Dept. of Computer Science PhD thesis defence - Maxime Roland René Flin
Distributed Vertex Coloring in Bandwidth Constrained Models
Join us for a PhD thesis defence of Maxime Roland René Flin on his thesis: Distributed Vertex Coloring in Bandwidth Constrained Models.
Defence committee:
Main Supervisor: Magnús M. Halldórsson, Professor, Reykjavik University, Iceland.
Committee members:
- Fabian Kuhn, Professor, University of Freiburg, Germany.
- Luca Aceto, Professor, Reykjavik University, Iceland.
- Merav Parter, Professor, Weizmann Institute, Israel.

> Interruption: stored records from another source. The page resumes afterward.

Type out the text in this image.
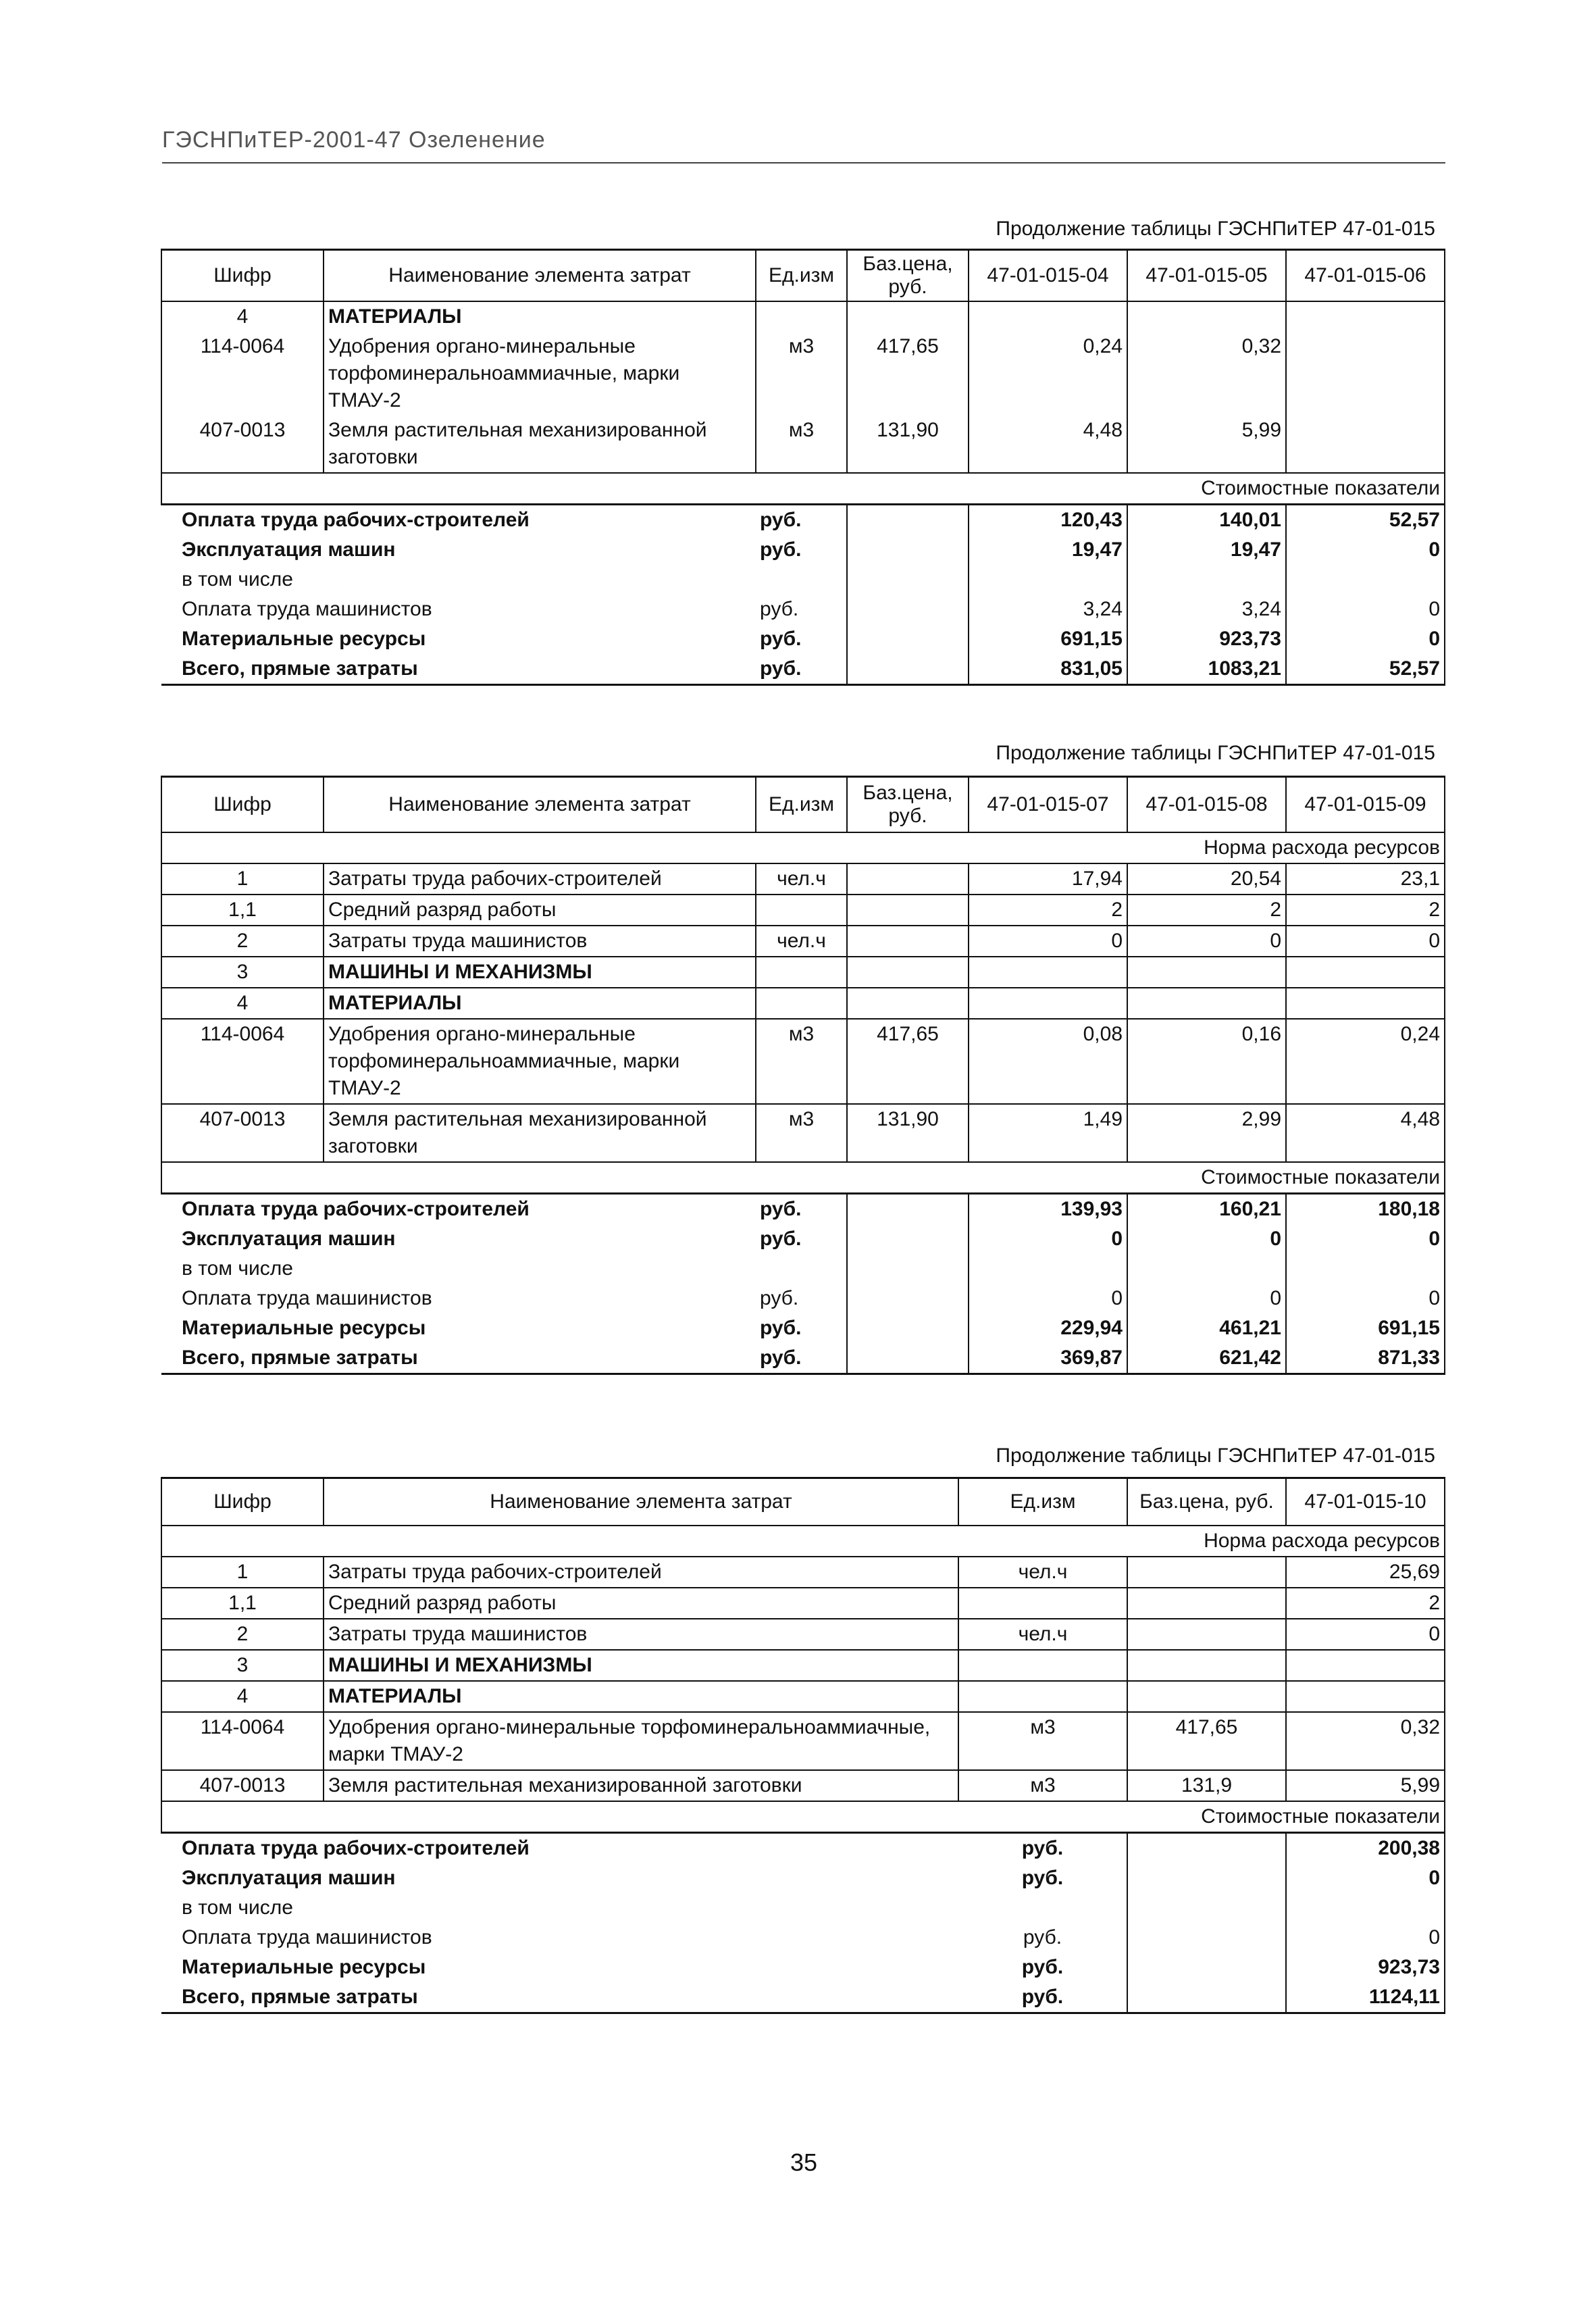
ГЭСНПиТЕР-2001-47 Озеленение
Продолжение таблицы ГЭСНПиТЕР 47-01-015
Шифр	Наименование элемента затрат	Ед.изм	Баз.цена, руб.	47-01-015-04	47-01-015-05	47-01-015-06
4	МАТЕРИАЛЫ					
114-0064	Удобрения органо-минеральные торфоминеральноаммиачные, марки ТМАУ-2	м3	417,65	0,24	0,32	
407-0013	Земля растительная механизированной заготовки	м3	131,90	4,48	5,99	
Стоимостные показатели						
Оплата труда рабочих-строителей		руб.		120,43	140,01	52,57
Эксплуатация машин		руб.		19,47	19,47	0
в том числе						
Оплата труда машинистов		руб.		3,24	3,24	0
Материальные ресурсы		руб.		691,15	923,73	0
Всего, прямые затраты		руб.		831,05	1083,21	52,57
Продолжение таблицы ГЭСНПиТЕР 47-01-015
Шифр	Наименование элемента затрат	Ед.изм	Баз.цена, руб.	47-01-015-07	47-01-015-08	47-01-015-09
Норма расхода ресурсов						
1	Затраты труда рабочих-строителей	чел.ч		17,94	20,54	23,1
1,1	Средний разряд работы			2	2	2
2	Затраты труда машинистов	чел.ч		0	0	0
3	МАШИНЫ И МЕХАНИЗМЫ					
4	МАТЕРИАЛЫ					
114-0064	Удобрения органо-минеральные торфоминеральноаммиачные, марки ТМАУ-2	м3	417,65	0,08	0,16	0,24
407-0013	Земля растительная механизированной заготовки	м3	131,90	1,49	2,99	4,48
Стоимостные показатели						
Оплата труда рабочих-строителей		руб.		139,93	160,21	180,18
Эксплуатация машин		руб.		0	0	0
в том числе						
Оплата труда машинистов		руб.		0	0	0
Материальные ресурсы		руб.		229,94	461,21	691,15
Всего, прямые затраты		руб.		369,87	621,42	871,33
Продолжение таблицы ГЭСНПиТЕР 47-01-015
Шифр	Наименование элемента затрат	Ед.изм	Баз.цена, руб.	47-01-015-10
Норма расхода ресурсов				
1	Затраты труда рабочих-строителей	чел.ч		25,69
1,1	Средний разряд работы			2
2	Затраты труда машинистов	чел.ч		0
3	МАШИНЫ И МЕХАНИЗМЫ			
4	МАТЕРИАЛЫ			
114-0064	Удобрения органо-минеральные торфоминеральноаммиачные, марки ТМАУ-2	м3	417,65	0,32
407-0013	Земля растительная механизированной заготовки	м3	131,9	5,99
Стоимостные показатели				
Оплата труда рабочих-строителей		руб.		200,38
Эксплуатация машин		руб.		0
в том числе				
Оплата труда машинистов		руб.		0
Материальные ресурсы		руб.		923,73
Всего, прямые затраты		руб.		1124,11
35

Examiner: Yi-Jun Chang, NUS Presidential Young Professor at the National University of Singapore.
Abstract:
This thesis studies the (Δ + 1)-coloring problem in message-passing models under severe bandwidth constraints. In those models, a network of n computers is modeled as a graph G with n vertices that communicate in synchronous rounds over the edges of the graph. Our goal is to devise an algorithm with the smallest possible number of rounds at the end of which each vertex picks a color in {1, 2, . . . ,Δ + 1} — where Δ is the maximum degree of G — such that adjacent vertices have different colors. This task is central to distributed graph algorithms for it models symmetry breaking challenges ubiquitous in network computing and large-scale computing.

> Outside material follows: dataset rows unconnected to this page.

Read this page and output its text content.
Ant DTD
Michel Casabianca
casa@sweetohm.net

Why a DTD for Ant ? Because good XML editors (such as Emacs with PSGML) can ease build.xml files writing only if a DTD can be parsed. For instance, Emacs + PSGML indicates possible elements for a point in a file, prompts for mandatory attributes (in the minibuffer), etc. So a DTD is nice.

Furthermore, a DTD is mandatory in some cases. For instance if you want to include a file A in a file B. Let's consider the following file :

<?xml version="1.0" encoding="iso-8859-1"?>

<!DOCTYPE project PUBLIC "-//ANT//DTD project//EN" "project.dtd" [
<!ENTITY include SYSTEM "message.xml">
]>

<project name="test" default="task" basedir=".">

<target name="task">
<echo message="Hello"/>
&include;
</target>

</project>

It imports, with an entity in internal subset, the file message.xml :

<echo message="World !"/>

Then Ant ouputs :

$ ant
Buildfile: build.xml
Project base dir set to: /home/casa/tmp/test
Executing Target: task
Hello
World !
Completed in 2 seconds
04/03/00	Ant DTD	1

Despite its simplicity in the centralized setting, and considerable attention since the seminal work of Linial (SIAM J. Comput., 1992) that introduced distributed graph algorithms, the complexity of (Δ + 1)-coloring remains poorly understood. In recent years, a series of developments culminated in the first poly(log log n)-round algorithm for (Δ + 1)-coloring, achieved by Chang, Li, and Pettie (SIAM J. Comput., 2020) jointly with Rozhon and Ghaffari (STOC, 2020). Shortly thereafter, Halldorsson, Kuhn, Maus, and Tonoyan (STOC, 2021) further showed that this complexity is achievable with small O(log n)-bit messages. Still, their algorithm requires strong forms centralization. This prompted us to explore how severe bandwidth constraints affect the ability of distributed networks to get (Δ + 1)-colored fast, making a threefold contribution.
First, we show that distributed graphs in which nodes merely broadcast one O(log n)-bit message per round can be (Δ+1)-colored in poly(log log n) rounds, and even in O(log∗ n) rounds when Δ is at least polylogarithmic. This broadcast constraint severely limits nodes, which might otherwise emit as many as O(n log n) bits per round. In fact, our algorithm is simple enough to be implemented in even weaker models, achieving the same poly(log log n) round complexity if each node reads its received messages in a streaming fashion, using only poly(log n)-bit of memory.
Second, we further reduce the number of bits emitted and received by each vertex. We design a distributed algorithm that (Δ+1)-colors a graph in O(log^2 Δ)+poly(log log n) rounds using O(log n)-bit messages, with vertices communicating with O(log^4 n) other vertices. At the heart of this algorithm is an extension of the celebrated palette sparsification theorem by Assadi, Chen, and Khanna (SODA, 2019). They show that to (Δ + 1)-
color a graph, it suffices if every vertex limits its color choice to O(log n) independently sampled colors in {1, 2, . . . ,Δ + 1}. However, computing the resulting coloring required a centralized approach. The main result of
this part is a distributed palette sparsification theorem: a O(log^2 Δ)-round algorithm for (Δ + 1)-coloring the graph given random lists of O(log^2 n) random colors per node. We also prove that any algorithm of this kind has
round complexity Ω (logΔ/log log n). 
Finally, we color virtual graphs: graphs locally embedded within the communication network. It can be seen as an intermediate setting between that of the first and second parts, where vertices can interact with all their neighbors but only through processes akin to aggregation on trees. Besides generalizing classical distributed graph coloring, this captures other previously studied settings, including cluster graphs and power graphs. We
show that the complexity of coloring a virtual graph depends on the dilation d and edge congestion c of its embedding. Surprisingly, we find that virtual graphs can be colored nearly as fast as ordinary graphs. Namely, we give a O(cd · log∗ n)-round algorithm for virtual graphs with Δ at least polylogarithmic and a cd · poly(log log n)-round algorithm for graphs with Δ ⩽ poly(log n). This shows that the (Δ + 1)-coloring problem can be solved quickly even when the nodes themselves are decentralized.